File Split logic ..

Post questions here relative to DataStage Enterprise/PX Edition for such areas as Parallel job design, Parallel datasets, BuildOps, Wrappers, etc.

Moderators: chulett, rschirm, roy

Post Reply
Developer9
Premium Member
Premium Member
Posts: 187
Joined: Thu Apr 14, 2011 5:10 pm

File Split logic ..

Post by Developer9 »

Hi ,

I have the following requirement I am developing Seq/parallel jobs.

Code: Select all

Dep_Group logic --Per group limit -5000 employees (records with Dep_Indicator BCF,DS)
Non_Dep_Group --No grouping required -Assign default '0' (records with Non_Dep_Indicator DW)
Input File

Code: Select all

Area|Employee_count|Deparment|Dep_DSC_INDICATOR|Dep_GROUP|NON_Dep_DSC_INDICATOR|NON_Dep_GROUP
1|2500|10|BCF,DS|1||		
2|2500|10|BCF,DS|1||					
3|2500|10|DS|2|DW|0
4|2500|10|BCF,DS|2||					
5|2500|10|BCF,DS|3||					
6|2500|10|DS|3|DW|0
Expected output

Code: Select all

Dep_DSC_Deparment_GROUP.txt|ExpectedAreas in each file
BCF_10_1.txt (1,2)
BCF_10_2.txt (4)
BCF_10_3.txt (5)
DS_10_1.txt (1,2)
DS_10_2.txt (3,4)
DS_10_3.txt (5,6)
DW_10_0.txt (3,6)
Current logic developed :

Code: Select all

uservariable_group_ctr (max_group counter) -->start loop --->split job (parallel job) -->end loop -exit loop
split job (M I -pass group number as constraints and generic file Dep_DSC_Deparment_GROUP.txt with parameterized )

Code: Select all

input file --xfm -->output file
Above development approach is based on the grouping requirement but how can I achieve splitting files as a whole (grouping and non grouping i.e default '0' records)

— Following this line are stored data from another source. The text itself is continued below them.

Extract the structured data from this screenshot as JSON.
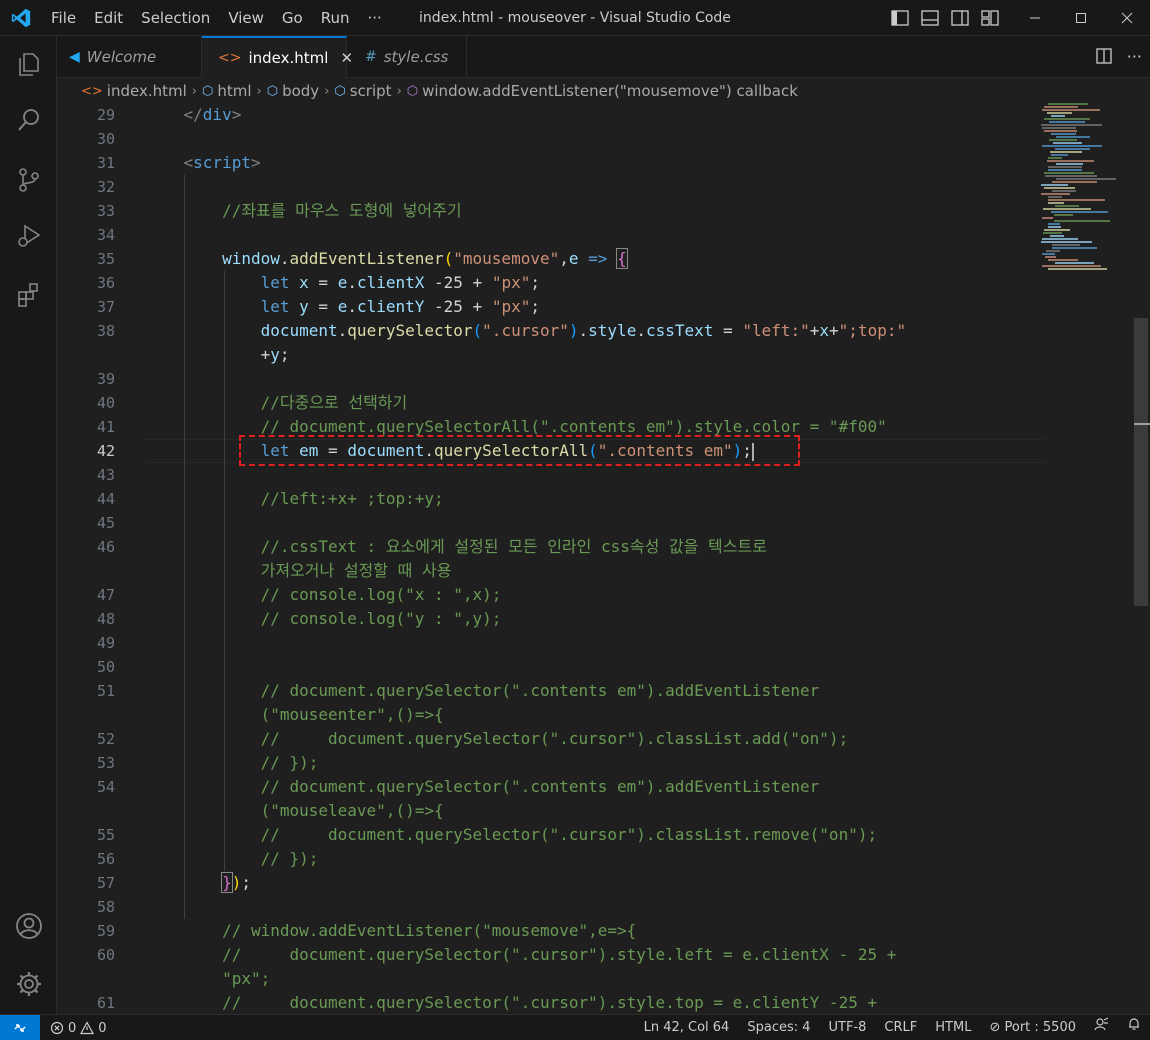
{
  "window": {
    "title": "index.html - mouseover - Visual Studio Code",
    "menu": [
      "File",
      "Edit",
      "Selection",
      "View",
      "Go",
      "Run",
      "···"
    ]
  },
  "tabs": [
    {
      "label": "Welcome",
      "icon": "vscode-logo-icon",
      "state": "inactive"
    },
    {
      "label": "index.html",
      "icon": "html-icon",
      "state": "active",
      "close": "✕"
    },
    {
      "label": "style.css",
      "icon": "css-hash-icon",
      "state": "inactive"
    }
  ],
  "breadcrumbs": [
    "index.html",
    "html",
    "body",
    "script",
    "window.addEventListener(\"mousemove\") callback"
  ],
  "editor": {
    "current_line": 42,
    "line_numbers": [
      "29",
      "30",
      "31",
      "32",
      "33",
      "34",
      "35",
      "36",
      "37",
      "38",
      "",
      "39",
      "40",
      "41",
      "42",
      "43",
      "44",
      "45",
      "46",
      "",
      "47",
      "48",
      "49",
      "50",
      "51",
      "",
      "52",
      "53",
      "54",
      "",
      "55",
      "56",
      "57",
      "58",
      "59",
      "60",
      "",
      "61"
    ],
    "code_lines": [
      "    </div>",
      "",
      "    <script>",
      "",
      "        //좌표를 마우스 도형에 넣어주기",
      "",
      "        window.addEventListener(\"mousemove\",e => {",
      "            let x = e.clientX -25 + \"px\";",
      "            let y = e.clientY -25 + \"px\";",
      "            document.querySelector(\".cursor\").style.cssText = \"left:\"+x+\";top:\"",
      "            +y;",
      "",
      "            //다중으로 선택하기",
      "            // document.querySelectorAll(\".contents em\").style.color = \"#f00\"",
      "            let em = document.querySelectorAll(\".contents em\");",
      "",
      "            //left:+x+ ;top:+y;",
      "",
      "            //.cssText : 요소에게 설정된 모든 인라인 css속성 값을 텍스트로",
      "            가져오거나 설정할 때 사용",
      "            // console.log(\"x : \",x);",
      "            // console.log(\"y : \",y);",
      "",
      "",
      "            // document.querySelector(\".contents em\").addEventListener",
      "            (\"mouseenter\",()=>{",
      "            //     document.querySelector(\".cursor\").classList.add(\"on\");",
      "            // });",
      "            // document.querySelector(\".contents em\").addEventListener",
      "            (\"mouseleave\",()=>{",
      "            //     document.querySelector(\".cursor\").classList.remove(\"on\");",
      "            // });",
      "        });",
      "",
      "        // window.addEventListener(\"mousemove\",e=>{",
      "        //     document.querySelector(\".cursor\").style.left = e.clientX - 25 +",
      "        \"px\";",
      "        //     document.querySelector(\".cursor\").style.top = e.clientY -25 +"
    ]
  },
  "statusbar": {
    "problems": "0",
    "warnings": "0",
    "position": "Ln 42, Col 64",
    "spaces": "Spaces: 4",
    "encoding": "UTF-8",
    "eol": "CRLF",
    "language": "HTML",
    "port": "Port : 5500"
  },
  "colors": {
    "accent": "#0078d4",
    "highlight_box": "#e02020"
  }
}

Please suggest me some ideas to implement.

Thank you
FranklinE
Premium Member
Premium Member
Posts: 739
Joined: Tue Nov 25, 2008 2:19 pm
Location: Malvern, PA

Post by FranklinE »

First, it would help to state your original requirements in plain text. You've clearly done a detailed analysis, but I can't follow your train of thought for it. Besides, what you have may contain flaws that no one can help find if we don't know what the original requirements look like.

As I understand it so far, you want to direct a row to a file based on grouping criteria. Further, you have complex groupings that allow a row to be directed to more than one file. My general suggestion is to create an output file of all rows, then query the file for each file-distinct grouping.

This covers two potential problems: you get the row in one file but not in the others to which it should go; you use direct selection criteria. Nothing beats SQL type coding for a clear link between code and requirement.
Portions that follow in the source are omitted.